Au Canada, la Société québécoise de la schizophrénie a participé à une vaste enquête nationale
menée par la maison de sondage Léger Marketing, dont les résultats ont été publiés en mars
2009. Les six aspects du rapport de La Schizophrénie au Canada portent sur les éléments
suivants: la perception de la population générale et son degré de sensibilisation, les services de
santé offerts, l'accès aux médicaments, les dépenses publiques en santé mentale, les temps
d'attente et la qualité de vie selon les personnes atteintes de schizophrénie et leur famille.
Le constat général
Les diverses formes de stigmatisation et de discrimination sont endémiques dans la population
canadienne générale et dans le système canadien de soins de santé. Bien que 92% des
Canadiens interrogés aient entendu parler de la schizophrénie, la plupart d'entre eux ne
comprennent pas la maladie et ses symptômes. Le rapport révèle que les personnes souffrant
de schizophrénie font également l'objet de discrimination au sein du système de santé
canadien. Les lourdes répercussions se font sentir notamment sur les délais d'attente que
doivent subir les personnes atteintes de schizophrénie pour recevoir divers traitements, sur les
dépenses dans le domaine de la santé mentale et sur l'accessibilité aux soins. Les dépenses
publiques du Canada pour la santé mentale sont inférieures à celles de la plupart des pays
industrialisés. Le Québec se classe au 7e rang des provinces canadiennes pour les dépenses
publiques par personne pour la santé mentale. Parmi toutes les données disponibles, c'est pour
l'accès aux médicaments remboursés par les régimes publics que le Québec se classe au premier
rang.
Enfin, le sondage sur la qualité de vie auprès des personnes atteintes et des membres de leur
famille nous révèle les principales notions de qualité qui viennent influencer leur vie. Parmi
celles-ci, des relations positives avec les professionnels et le soutien par la famille comptent
pour 89% et 87% des réponses. L'importance de médication (90%) est reconnue, mais ne peut à
elle seule favoriser la qualité de vie en raison de leurs effets secondaires.

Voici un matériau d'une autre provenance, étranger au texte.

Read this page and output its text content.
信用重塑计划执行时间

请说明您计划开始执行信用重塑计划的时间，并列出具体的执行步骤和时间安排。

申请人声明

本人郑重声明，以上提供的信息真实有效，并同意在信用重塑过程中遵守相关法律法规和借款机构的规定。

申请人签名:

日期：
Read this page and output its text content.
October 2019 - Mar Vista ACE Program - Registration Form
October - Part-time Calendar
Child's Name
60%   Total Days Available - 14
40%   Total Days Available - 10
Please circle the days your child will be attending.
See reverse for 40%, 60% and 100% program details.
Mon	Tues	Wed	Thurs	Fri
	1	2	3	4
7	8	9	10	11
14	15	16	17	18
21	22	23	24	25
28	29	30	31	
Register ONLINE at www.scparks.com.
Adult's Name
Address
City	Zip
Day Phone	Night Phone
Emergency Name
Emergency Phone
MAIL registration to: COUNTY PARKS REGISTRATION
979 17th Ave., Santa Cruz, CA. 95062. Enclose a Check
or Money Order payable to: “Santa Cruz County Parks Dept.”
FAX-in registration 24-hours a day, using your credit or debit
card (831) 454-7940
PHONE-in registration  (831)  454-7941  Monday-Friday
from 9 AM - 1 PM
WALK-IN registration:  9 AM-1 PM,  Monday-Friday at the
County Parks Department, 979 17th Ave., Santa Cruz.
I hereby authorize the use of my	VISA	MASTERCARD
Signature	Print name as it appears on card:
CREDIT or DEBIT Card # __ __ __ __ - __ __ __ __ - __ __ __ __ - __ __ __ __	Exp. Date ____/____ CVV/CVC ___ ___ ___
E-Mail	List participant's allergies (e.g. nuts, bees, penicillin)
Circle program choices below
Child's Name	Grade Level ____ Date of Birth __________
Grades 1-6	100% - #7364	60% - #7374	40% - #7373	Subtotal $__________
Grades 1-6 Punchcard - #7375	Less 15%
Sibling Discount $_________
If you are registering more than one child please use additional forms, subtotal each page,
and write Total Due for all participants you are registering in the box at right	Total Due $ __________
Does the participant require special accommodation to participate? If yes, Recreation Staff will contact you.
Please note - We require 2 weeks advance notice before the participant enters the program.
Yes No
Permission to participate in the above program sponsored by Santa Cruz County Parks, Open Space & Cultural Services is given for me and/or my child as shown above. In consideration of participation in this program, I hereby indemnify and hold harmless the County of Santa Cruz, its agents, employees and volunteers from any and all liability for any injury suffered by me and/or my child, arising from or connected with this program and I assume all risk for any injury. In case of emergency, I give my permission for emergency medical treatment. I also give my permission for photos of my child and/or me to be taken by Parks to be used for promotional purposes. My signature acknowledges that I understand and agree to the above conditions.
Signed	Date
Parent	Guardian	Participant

Les personnes sondées réclament fermement le droit de partager les mêmes espoirs et les
mêmes rêves d'une vie satisfaisante: emploi intéressant et contribution à la vie sociétale.
Comme personne, elles reconnaissent devoir surmonter des défis supplémentaires liés aux
symptômes, au rejet de la communauté qui les mène au chômage et aux prestations de sécurité
du revenu. Autre constat: elles avouent avoir besoin du soutien de leur famille, mais
reconnaissent le tort causé lorsque celles-ci sont exclues de l'équipe de soins. Plusieurs
messages transmis convergent vers l'espoir, l'optimisme et le fait de croire au rétablissement.
Les familles sondées avouent le fardeau qu'elles portent, confrontées à d'éventuelles rechutes
de leur proche, leur adhésion au traitement, leur isolement social et leur pauvreté. En
conséquence, leur santé mentale, émotionnelle et physique en souffre notablement.
Un modèle de partenariat bénéfique est présenté pour améliorer la qualité de vie des
personnes vivant avec la schizophrénie et victimes de stigmatisation.
Auteur: Francine Dubé, directrice générale, Société québécoise de la schizophrénie.